Однако, посмеявшись, народ начинает беспокоиться. В конечном счете чего хочет этот Сократ? Что значит эта игра в избиение? Это странное упорство в желании показать и свое собственное незнание? Стремление доказать при всяком удобном случае, что ему известно, что справедливость ничего не значит? Вчера он чинил людям допрос по поводу морали, заставляя зевак смеяться над совершенно приемлемыми определениями высшего блага или гражданского долга. Что же он, не верит ни в добродетель, ни в долг гражданина, этот учитель иронии?
Особенно удивительны его высказывания о богах. Он заявляет, что если бы мы были разумны (это его собственные слова), то самое лучшее, что мы могли бы сделать, это признать, что в отношении богов мы равно ничего не знаем. Он много говорит о каком-то провидении, о богах, которые все видят, все слышат, всюду присутствуют и знают даже наши помыслы. Отлично. Он значительно реже говорит о богах наших национальных праздников, о богах наших предков, которых мы называем их древними именами! Этот Сократ говорит, что это не их настоящие имена! То, что наши отцы рассказали нам о наших богах, он частично принимает, но большую часть отвергает под предлогом, что не следует давать веры рассказам, из которых следует, что боги делают зло. Однако легко понять, что то, что плохо для людей, не обязательно плохо для богов. Во всяком случае, эти истории священны и для всего полиса опасно их разбирать. Сократ также говорит, что мы не должны молиться так, как мы это делаем, просим того и другого, потому что боги лучше нас знают, что нам нужно. Он сам просит у бога Пана «внутренней красоты». Что это означает? Кроме того, у него есть свой собственный бог, которого он называет своим «демоном». Он слышит его голос. Никто не имеет права слушать голоса. За исключением Пифии и кое-кого еще, но там есть жрецы для проверки. Никто не имеет права говорить нам о богах, которых мы не знаем, о богах неведомых полису. Ему хорошо говорить по поводу богов и остального, что он ничего не знает. Чересчур легкий способ выходить сухим из воды. Есть вещи, которые знают все, которые должен был бы знать любой хороший гражданин.
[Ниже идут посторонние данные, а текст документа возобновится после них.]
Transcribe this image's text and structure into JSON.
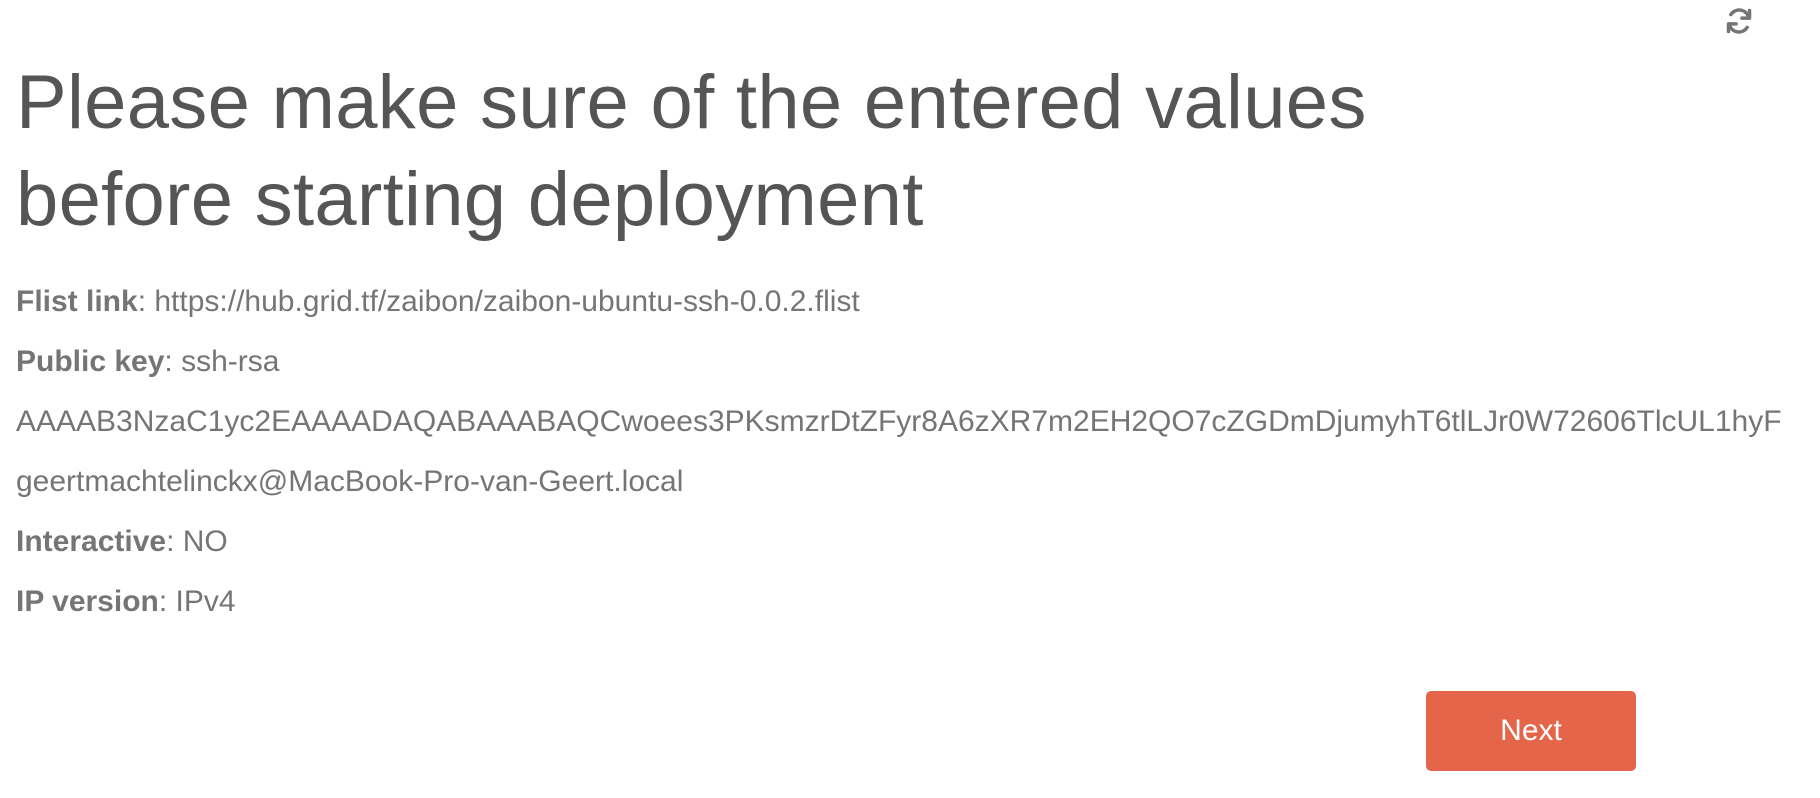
{
  "toolbar": {
    "refresh_icon": "refresh-icon"
  },
  "page": {
    "title": "Please make sure of the entered values before starting deployment"
  },
  "details": {
    "flist": {
      "label": "Flist link",
      "value": "https://hub.grid.tf/zaibon/zaibon-ubuntu-ssh-0.0.2.flist"
    },
    "public_key": {
      "label": "Public key",
      "value_line1": "ssh-rsa",
      "value_line2": "AAAAB3NzaC1yc2EAAAADAQABAAABAQCwoees3PKsmzrDtZFyr8A6zXR7m2EH2QO7cZGDmDjumyhT6tlLJr0W72606TlcUL1hyF",
      "value_line3": "geertmachtelinckx@MacBook-Pro-van-Geert.local"
    },
    "interactive": {
      "label": "Interactive",
      "value": "NO"
    },
    "ip_version": {
      "label": "IP version",
      "value": "IPv4"
    }
  },
  "actions": {
    "next_label": "Next"
  },
  "colors": {
    "accent": "#e5654a",
    "title_text": "#555555",
    "body_text": "#757575"
  }
}
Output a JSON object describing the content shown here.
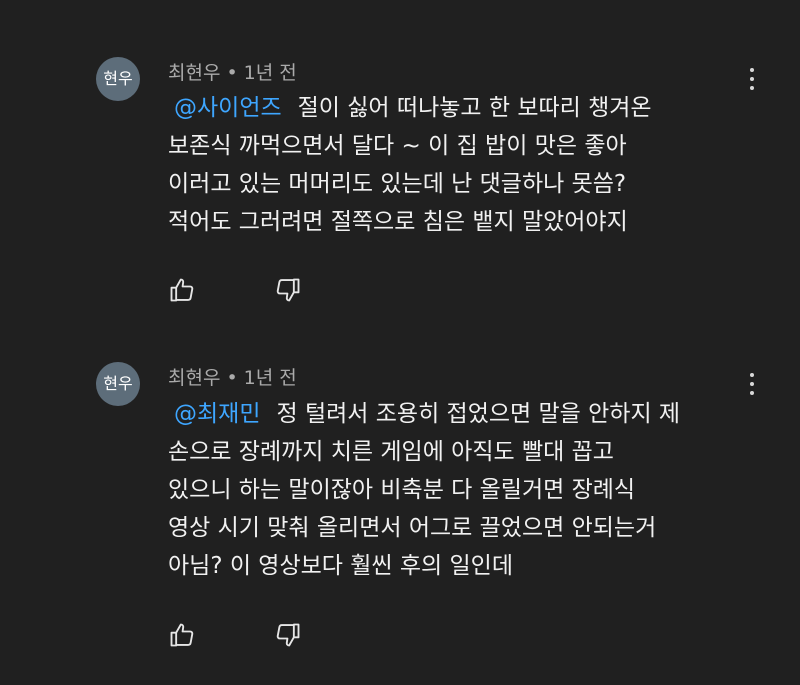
{
  "comments": [
    {
      "avatar_text": "현우",
      "author": "최현우",
      "separator": "•",
      "time": "1년 전",
      "mention": "@사이언즈",
      "lines": [
        "절이 싫어 떠나놓고 한 보따리 챙겨온",
        "보존식 까먹으면서 달다 ~ 이 집 밥이 맛은 좋아",
        "이러고 있는 머머리도 있는데 난 댓글하나 못씀?",
        "적어도 그러려면 절쪽으로 침은 뱉지 말았어야지"
      ]
    },
    {
      "avatar_text": "현우",
      "author": "최현우",
      "separator": "•",
      "time": "1년 전",
      "mention": "@최재민",
      "lines": [
        "정 털려서 조용히 접었으면 말을 안하지 제",
        "손으로 장례까지 치른 게임에 아직도 빨대 꼽고",
        "있으니 하는 말이잖아 비축분 다 올릴거면 장례식",
        "영상 시기 맞춰 올리면서 어그로 끌었으면 안되는거",
        "아님? 이 영상보다 훨씬 후의 일인데"
      ]
    }
  ],
  "icons": {
    "like": "thumbs-up-icon",
    "dislike": "thumbs-down-icon",
    "menu": "more-vert-icon"
  },
  "colors": {
    "background": "#202020",
    "text": "#f1f1f1",
    "meta": "#aaaaaa",
    "mention": "#3ea6ff",
    "avatar": "#5d6d7a"
  }
}
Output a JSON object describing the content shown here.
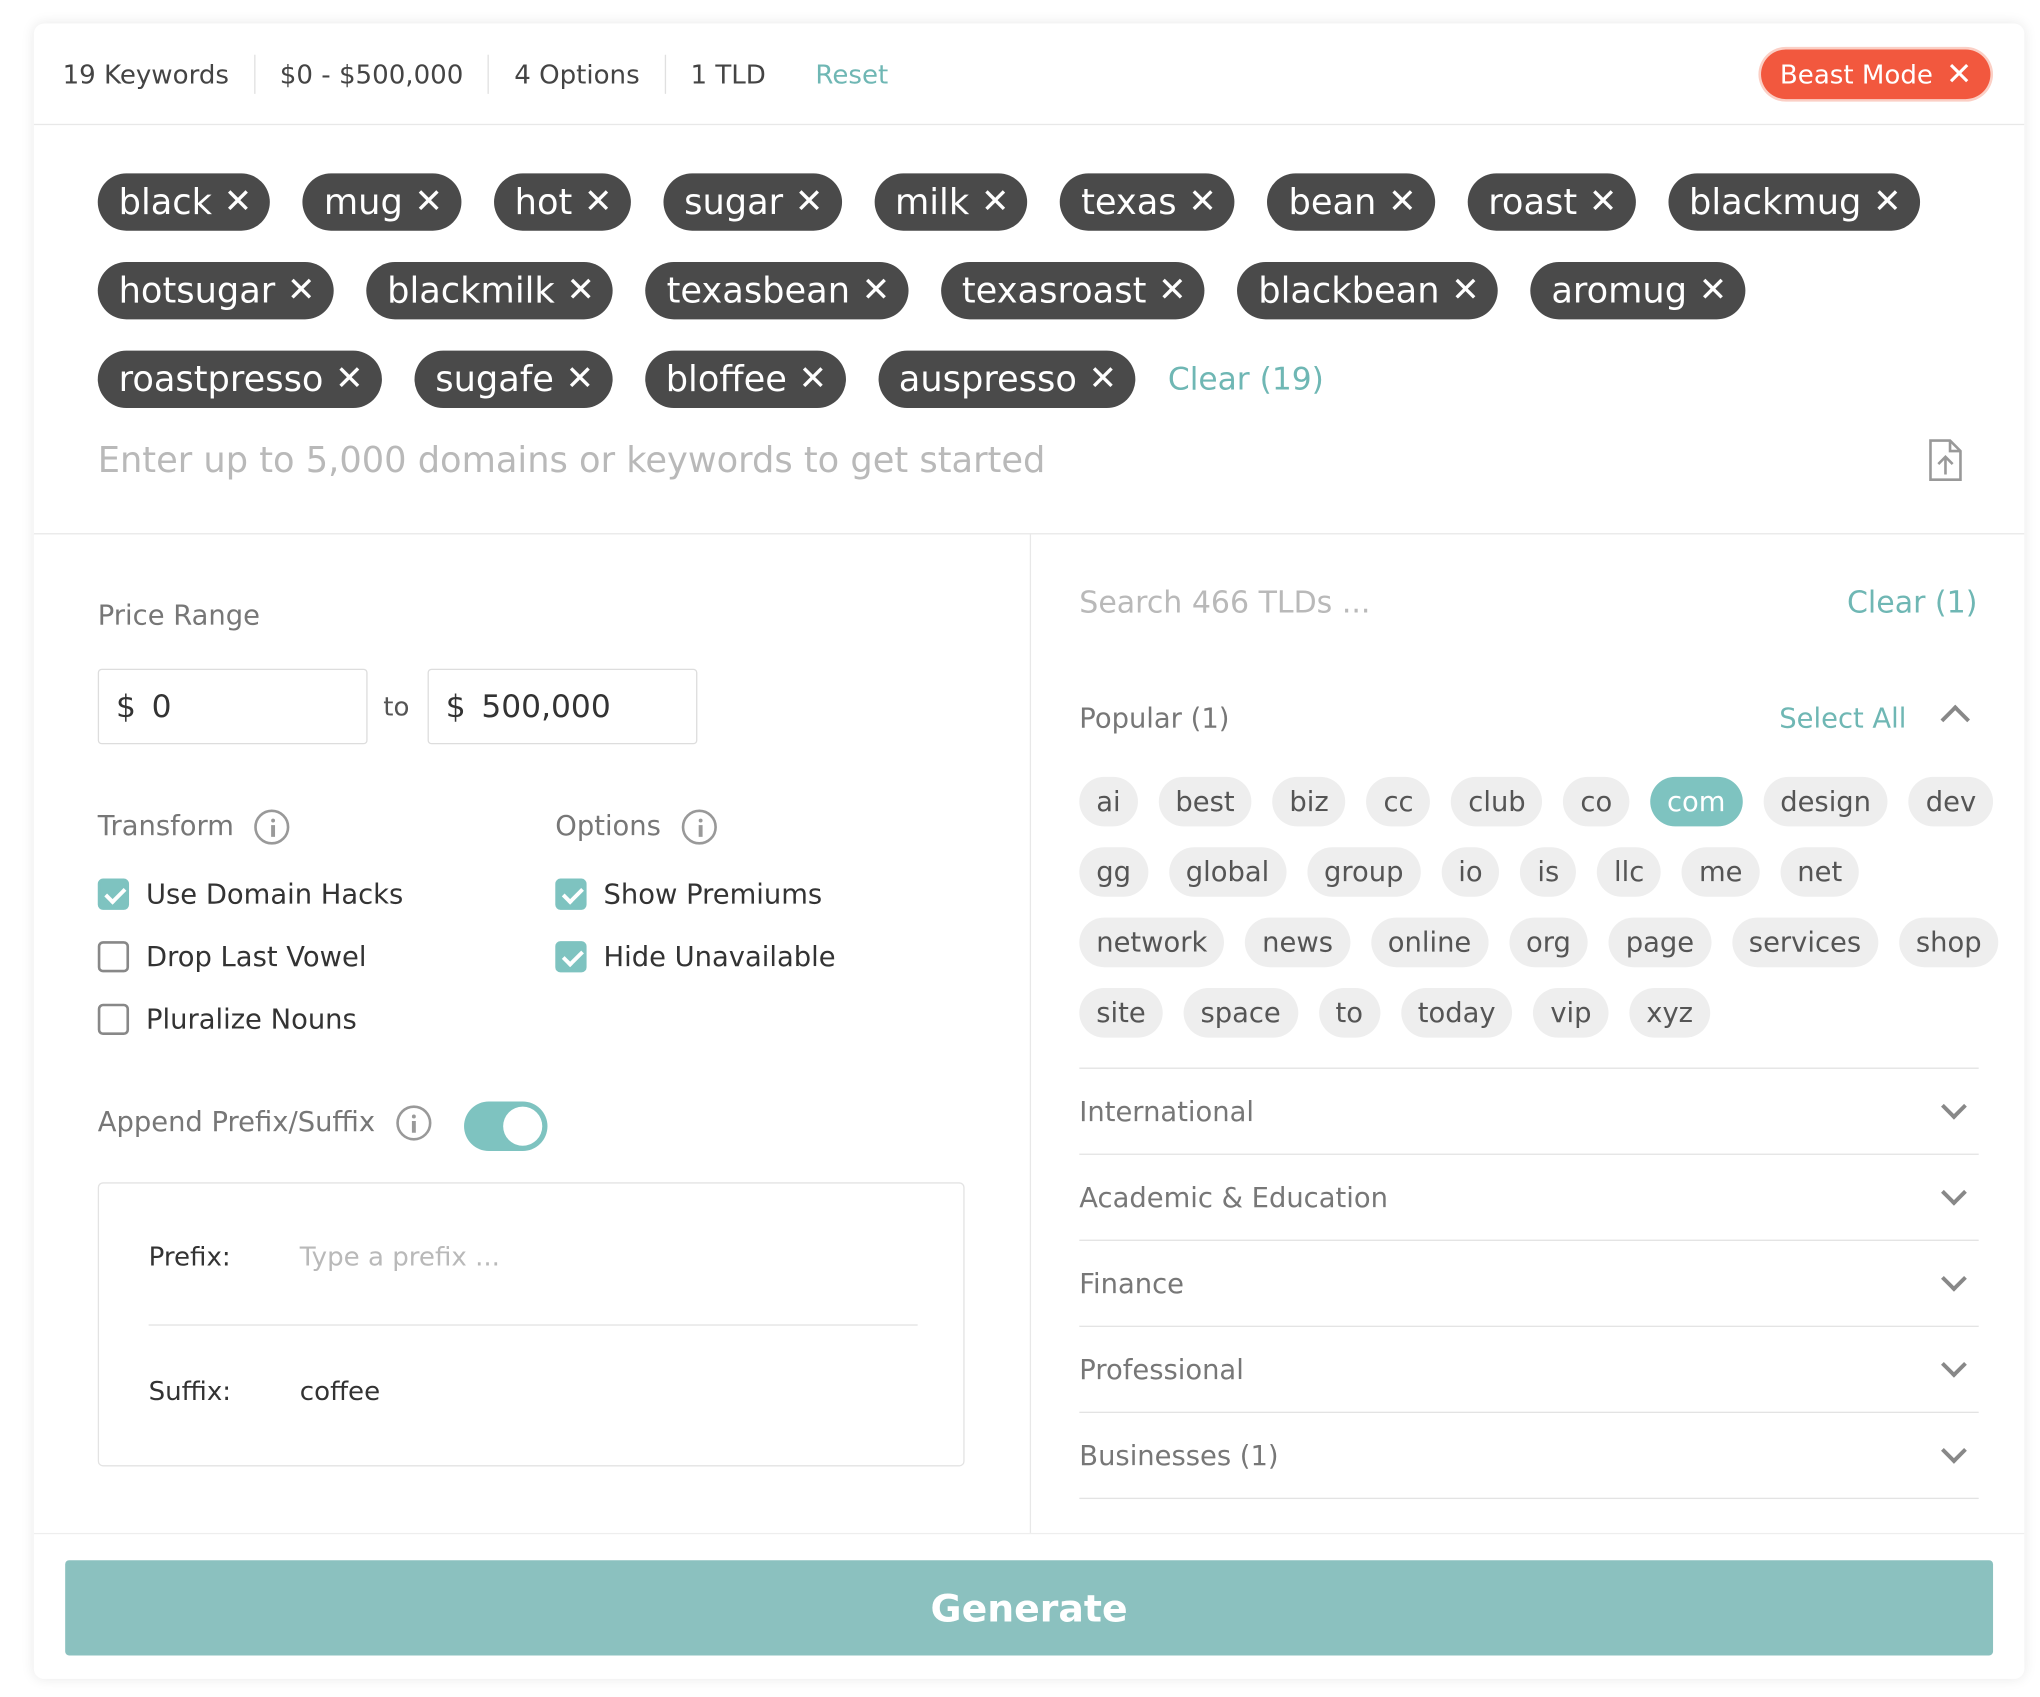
{
  "summary": {
    "keywords": "19 Keywords",
    "price": "$0 - $500,000",
    "options": "4 Options",
    "tlds": "1 TLD",
    "reset": "Reset"
  },
  "beast_mode": {
    "label": "Beast Mode",
    "close": "✕",
    "color": "#f2583e"
  },
  "keyword_tags": {
    "rows": [
      [
        "black",
        "mug",
        "hot",
        "sugar",
        "milk",
        "texas",
        "bean",
        "roast",
        "blackmug"
      ],
      [
        "hotsugar",
        "blackmilk",
        "texasbean",
        "texasroast",
        "blackbean",
        "aromug"
      ],
      [
        "roastpresso",
        "sugafe",
        "bloffee",
        "auspresso"
      ]
    ],
    "remove_glyph": "✕",
    "clear_label": "Clear (19)",
    "input_placeholder": "Enter up to 5,000 domains or keywords to get started",
    "upload_icon": "file-upload-icon"
  },
  "price_range": {
    "label": "Price Range",
    "currency": "$",
    "min": "0",
    "to": "to",
    "max": "500,000"
  },
  "transform": {
    "label": "Transform",
    "items": [
      {
        "label": "Use Domain Hacks",
        "checked": true
      },
      {
        "label": "Drop Last Vowel",
        "checked": false
      },
      {
        "label": "Pluralize Nouns",
        "checked": false
      }
    ]
  },
  "options": {
    "label": "Options",
    "items": [
      {
        "label": "Show Premiums",
        "checked": true
      },
      {
        "label": "Hide Unavailable",
        "checked": true
      }
    ]
  },
  "affix": {
    "label": "Append Prefix/Suffix",
    "enabled": true,
    "prefix_label": "Prefix:",
    "prefix_placeholder": "Type a prefix ...",
    "suffix_label": "Suffix:",
    "suffix_value": "coffee"
  },
  "tld_panel": {
    "search_placeholder": "Search 466 TLDs ...",
    "clear_label": "Clear (1)",
    "popular_label": "Popular (1)",
    "select_all": "Select All",
    "chip_rows": [
      [
        "ai",
        "best",
        "biz",
        "cc",
        "club",
        "co",
        "com",
        "design",
        "dev"
      ],
      [
        "gg",
        "global",
        "group",
        "io",
        "is",
        "llc",
        "me",
        "net"
      ],
      [
        "network",
        "news",
        "online",
        "org",
        "page",
        "services",
        "shop"
      ],
      [
        "site",
        "space",
        "to",
        "today",
        "vip",
        "xyz"
      ]
    ],
    "selected": [
      "com"
    ],
    "categories": [
      "International",
      "Academic & Education",
      "Finance",
      "Professional",
      "Businesses (1)"
    ],
    "accent_color": "#7ec3c0"
  },
  "generate": {
    "label": "Generate",
    "color": "#8bc1bf"
  }
}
То, что Сократ говорит о народном правлении, еще более возмутительно для рядового афинянина. Афинянин горд своими демократическими порядками. С полным правом, хотя и не без доли преувеличения. Да и то сказать, ведь они дают ему возможность жить. За малыми исключениями, каждый по очереди выполняет общественную должность — иногда в течение года, иногда на время процесса, а иногда лишь на один день. Афинянин удивляется, когда слышит, как Сократ критикует порядок выборов должностных лиц жеребьевкой. Как будто это не единственный разумный и подлинно демократический метод выборов представителей города! Ему говорят, что Сократ заявил, будто народное собрание принимает свои решения «вслепую»; или еще, что умение править — трудное искусство и что к нему следовало бы допускать лишь немногих. Куда же он девает равенство граждан? Однажды — все это видели и слышали — настал черед Сократа председательствовать в народном собрании, облеченном правами Верховного суда. И что же? Он руководил прениями возмутительным образом. Он попытался помешать нам голосовать так, как нам хотелось голосовать. Мы собрались проголосовать за предание смерти всех шести военачальников, победителей в морской битве при Аргинусах: они не позаботились спасти тонущих воинов и ссылаются на разразившуюся бурю. Сократ хотел, чтобы мы голосовали о каждом в отдельности. Его коллеги в президиуме разрешили нам наконец голосовать по нашему желанию. Сократ говорит, что худшее из всего, что есть в демократии, это то, что в конечном счете правители позволяют народу делать то, что он хочет: К счастью! Однажды он даже сказал о демократии, что это род тирании!.. Поразительно, сколько таких вещей он утверждает и как он упрям в своих мнениях, этот человек, хвастающийся тем, что он ничего не знает…
В таком направлении развивались суждения многих афинян, а Сократ тем временем служил истине и своему народу, навлекая на себя грозу.